I’m recovering from last weeks massive fundraiser at the kids’ school and a few other things. These grey days have been perfect for curling up on the couch…which of course leads to massive amounts of deep reflection (you to?!). I read a book yesterday that caused a serious rift in my glorification of the 1950′s & 60′s. Its called Cotton Queen by Pamela Morsi, and it was a light piece of fiction- easy to read and a story that isn’t quite as predictable as I thought it would be.
I am not naive to the plight of women through the centuries, I took the prerequisite Women’s studies classes that all enlightened and educated women take in college. I was fascinated with Women’s suffrage at the tender age of 17 and wrote a history report all about the movement and the key players. While I intellectually understood a lot of freedoms that were not available to women- even in to the 1970′s and 80′s, this book helped me to feel it, for the first time.
The thought of living through the 60′s feels like a horror movie to me. I want to kiss the ground of every woman who walked before me and paved the way for me to enjoy the freedom to: educate myself at some of the best schools; to climb as high as I am willing to on the corporate ladder; to raise my children how I know to be best without the ramification of a narrow social view.
My grandmother was a divorced mother of 6 (!!!) in the early 1960′s, I can only imagine the social isolation she must have felt and the lack of social structures to help her both care for her children and feed them. She managed to come out on top, though no doubt it was a hard battle.

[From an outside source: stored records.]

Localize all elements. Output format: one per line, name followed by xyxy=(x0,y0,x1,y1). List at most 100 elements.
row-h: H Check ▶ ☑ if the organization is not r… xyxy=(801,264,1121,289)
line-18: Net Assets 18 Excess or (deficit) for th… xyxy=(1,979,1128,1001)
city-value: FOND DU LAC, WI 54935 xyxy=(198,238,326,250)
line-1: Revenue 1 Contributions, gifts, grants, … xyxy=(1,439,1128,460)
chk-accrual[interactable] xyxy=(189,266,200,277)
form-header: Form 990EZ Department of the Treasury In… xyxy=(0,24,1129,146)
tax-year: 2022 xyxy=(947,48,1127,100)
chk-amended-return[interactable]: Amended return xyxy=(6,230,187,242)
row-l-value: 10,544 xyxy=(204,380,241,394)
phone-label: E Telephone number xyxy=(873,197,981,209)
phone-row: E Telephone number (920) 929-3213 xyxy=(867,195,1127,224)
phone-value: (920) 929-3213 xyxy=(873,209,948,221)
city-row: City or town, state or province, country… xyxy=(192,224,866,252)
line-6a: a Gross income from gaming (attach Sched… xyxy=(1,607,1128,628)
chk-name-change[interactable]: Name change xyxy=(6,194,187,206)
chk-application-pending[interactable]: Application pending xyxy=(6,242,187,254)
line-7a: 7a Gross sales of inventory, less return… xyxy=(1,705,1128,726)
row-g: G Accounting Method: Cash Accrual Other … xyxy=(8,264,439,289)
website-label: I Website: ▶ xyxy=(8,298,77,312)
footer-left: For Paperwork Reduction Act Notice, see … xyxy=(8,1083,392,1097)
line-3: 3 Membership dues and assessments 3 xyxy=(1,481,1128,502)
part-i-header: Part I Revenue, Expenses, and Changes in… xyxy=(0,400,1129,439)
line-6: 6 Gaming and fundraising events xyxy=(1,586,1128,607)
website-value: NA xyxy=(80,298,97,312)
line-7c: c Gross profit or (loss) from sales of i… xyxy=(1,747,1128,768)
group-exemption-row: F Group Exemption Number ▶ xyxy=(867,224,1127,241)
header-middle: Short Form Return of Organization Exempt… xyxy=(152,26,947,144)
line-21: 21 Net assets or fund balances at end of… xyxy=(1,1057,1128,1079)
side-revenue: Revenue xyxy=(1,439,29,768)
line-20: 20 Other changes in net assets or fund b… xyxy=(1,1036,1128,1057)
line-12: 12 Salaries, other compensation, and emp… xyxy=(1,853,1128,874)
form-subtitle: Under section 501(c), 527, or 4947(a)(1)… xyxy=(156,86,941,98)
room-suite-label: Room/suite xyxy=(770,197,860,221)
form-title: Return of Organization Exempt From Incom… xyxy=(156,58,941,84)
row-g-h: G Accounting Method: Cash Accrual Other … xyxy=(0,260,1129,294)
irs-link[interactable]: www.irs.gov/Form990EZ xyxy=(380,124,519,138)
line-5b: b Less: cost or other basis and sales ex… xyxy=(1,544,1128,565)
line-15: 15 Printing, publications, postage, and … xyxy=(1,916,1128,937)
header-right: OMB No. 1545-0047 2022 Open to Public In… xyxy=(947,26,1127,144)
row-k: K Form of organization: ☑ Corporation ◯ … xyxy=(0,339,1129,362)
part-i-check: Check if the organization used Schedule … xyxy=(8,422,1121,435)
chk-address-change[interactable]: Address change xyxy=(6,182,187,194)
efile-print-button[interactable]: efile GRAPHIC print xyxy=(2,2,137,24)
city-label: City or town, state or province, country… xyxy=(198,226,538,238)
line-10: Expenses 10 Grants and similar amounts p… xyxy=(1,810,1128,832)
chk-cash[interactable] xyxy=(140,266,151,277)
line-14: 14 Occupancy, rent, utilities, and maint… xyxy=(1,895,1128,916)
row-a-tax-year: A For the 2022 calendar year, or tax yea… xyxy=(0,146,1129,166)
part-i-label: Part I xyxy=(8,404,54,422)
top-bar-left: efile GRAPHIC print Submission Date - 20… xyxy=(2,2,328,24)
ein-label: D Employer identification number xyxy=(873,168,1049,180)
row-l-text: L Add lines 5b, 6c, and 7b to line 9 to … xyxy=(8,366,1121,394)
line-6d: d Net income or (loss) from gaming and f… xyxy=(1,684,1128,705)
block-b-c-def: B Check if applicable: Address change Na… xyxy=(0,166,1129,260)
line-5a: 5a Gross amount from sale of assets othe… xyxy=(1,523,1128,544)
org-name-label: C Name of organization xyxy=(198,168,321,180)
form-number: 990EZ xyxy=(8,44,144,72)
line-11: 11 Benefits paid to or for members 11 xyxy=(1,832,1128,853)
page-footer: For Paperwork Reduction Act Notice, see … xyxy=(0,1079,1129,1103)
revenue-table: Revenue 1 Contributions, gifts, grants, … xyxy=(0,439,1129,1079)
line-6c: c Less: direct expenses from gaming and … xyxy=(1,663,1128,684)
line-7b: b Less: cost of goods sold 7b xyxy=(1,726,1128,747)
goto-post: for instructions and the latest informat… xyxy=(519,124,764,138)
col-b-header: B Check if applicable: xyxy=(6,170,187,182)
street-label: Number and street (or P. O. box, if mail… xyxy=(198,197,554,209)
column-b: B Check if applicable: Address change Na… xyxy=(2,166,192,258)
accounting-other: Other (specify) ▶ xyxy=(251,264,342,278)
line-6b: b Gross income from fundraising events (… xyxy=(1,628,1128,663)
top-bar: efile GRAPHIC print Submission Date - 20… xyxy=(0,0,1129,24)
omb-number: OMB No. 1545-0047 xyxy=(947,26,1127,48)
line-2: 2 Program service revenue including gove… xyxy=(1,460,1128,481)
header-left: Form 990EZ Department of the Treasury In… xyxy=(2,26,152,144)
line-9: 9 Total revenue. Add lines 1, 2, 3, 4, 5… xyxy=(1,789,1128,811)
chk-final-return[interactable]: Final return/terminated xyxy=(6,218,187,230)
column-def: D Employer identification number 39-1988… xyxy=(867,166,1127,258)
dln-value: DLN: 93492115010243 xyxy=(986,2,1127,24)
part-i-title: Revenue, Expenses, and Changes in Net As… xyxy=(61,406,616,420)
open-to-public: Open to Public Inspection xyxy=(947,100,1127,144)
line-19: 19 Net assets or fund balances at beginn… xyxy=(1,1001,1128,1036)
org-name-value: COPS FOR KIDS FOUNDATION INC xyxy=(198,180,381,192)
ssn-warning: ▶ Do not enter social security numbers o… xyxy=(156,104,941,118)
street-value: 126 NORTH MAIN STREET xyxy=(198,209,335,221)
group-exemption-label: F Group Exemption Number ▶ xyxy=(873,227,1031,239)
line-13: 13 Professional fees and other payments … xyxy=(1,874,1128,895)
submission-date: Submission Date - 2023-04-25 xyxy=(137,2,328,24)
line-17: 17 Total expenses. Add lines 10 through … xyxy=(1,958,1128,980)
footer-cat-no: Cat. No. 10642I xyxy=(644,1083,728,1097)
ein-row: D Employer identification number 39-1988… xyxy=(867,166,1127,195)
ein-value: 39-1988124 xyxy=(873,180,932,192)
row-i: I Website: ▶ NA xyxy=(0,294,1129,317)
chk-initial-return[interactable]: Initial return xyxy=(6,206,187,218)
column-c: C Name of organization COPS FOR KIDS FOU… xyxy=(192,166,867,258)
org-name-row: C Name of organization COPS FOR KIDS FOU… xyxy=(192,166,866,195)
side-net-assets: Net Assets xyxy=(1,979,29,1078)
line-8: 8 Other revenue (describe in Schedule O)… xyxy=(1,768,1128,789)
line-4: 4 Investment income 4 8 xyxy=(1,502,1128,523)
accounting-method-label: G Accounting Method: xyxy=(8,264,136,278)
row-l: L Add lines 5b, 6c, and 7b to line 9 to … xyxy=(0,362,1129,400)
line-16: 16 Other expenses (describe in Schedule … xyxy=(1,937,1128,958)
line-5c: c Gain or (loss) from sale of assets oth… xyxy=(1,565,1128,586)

My mother became a single mom of two little girls at a tender age and at the beginning of the 1980′s. Women were just starting to be offered the same jobs as men at that point, but the pay was no where near equatable. I can only imagine the fear in her heart as she had to decide what to do to support my sister and I…the isolation that comes from being a single mom when all your contemporaries are young college co-eds.
I am glad that our mothers and grandmothers and great grandmothers paved the way…I hope in my own way I too can make the world a better place for my daughters. I am grateful that they will have choices; but with those choices comes a great responsibility. I hope they will grow to be strong, capable, and compassionate women.